Jimena Canales is the author of Simply Einstein (2021),[1] Bedeviled: A Shadow History of Demons in Science (2020),[2] The Physicist and the Philosopher: Einstein, Bergson and the Debate that Changed Our Understanding of Time (2015)[3] and A Tenth of a Second: A History (2009)[4] as well as numerous articles on the history of modernity; specializing in art, science and technology (appearing in Artforum, Aperture, WIRED, The New Yorker,[5] The Atlantic,[6] NPR,[7] among others). Canales obtained a B.S. in engineering physics at the Instituto Tecnológico de Estudios Superiores de Monterrey in 1995, a master's degree in History of Science at the Harvard University and a PhD in History of Science at the same university in 2003. In 2004 she worked as an assistant professor in the Department of History of Science at Harvard University and in 2013 she was promoted to associate professor.[8] In 2012 she was senior fellow at the Internationales Kolleg für Kulturtechnikforschung und Medienphilosophie and in the summer she worked as a visiting professor at the Summer School for Media Studies at Princeton University in the German department.[9] In 2013 she was recruited to the University of Illinois at Urbana-Champaign as the Thomas M. Siebel Chair in the History of Science, which she held until 2017.[10]

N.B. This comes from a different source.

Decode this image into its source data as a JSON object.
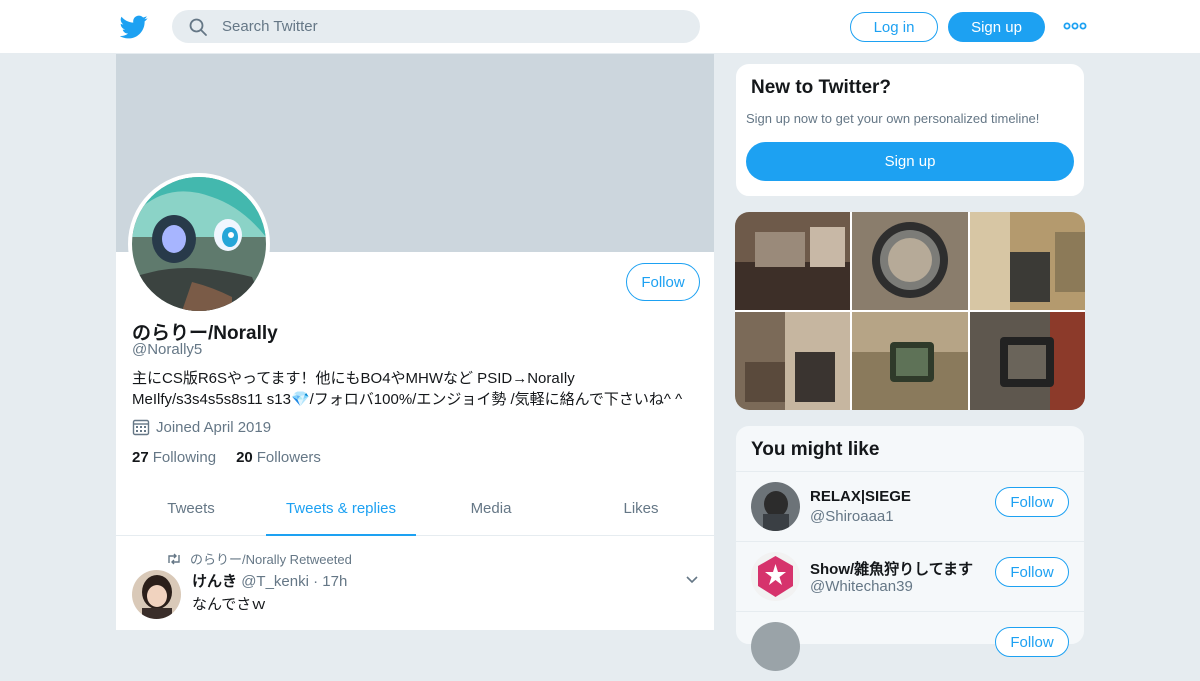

Jimena Canales has collaborated with the philosopher Bruno Latour, the artist Olafur Eliasson and the cosmologist Lee Smolin.[11]
Her presentations on art and science has been featured at the Centre Georges Pompidou,[12] San Francisco Museum of Modern Art (SFMOMA),[13] the 11th Shanghai Biennale[14] and the Institute of Contemporary Art, Boston (ICA).[15]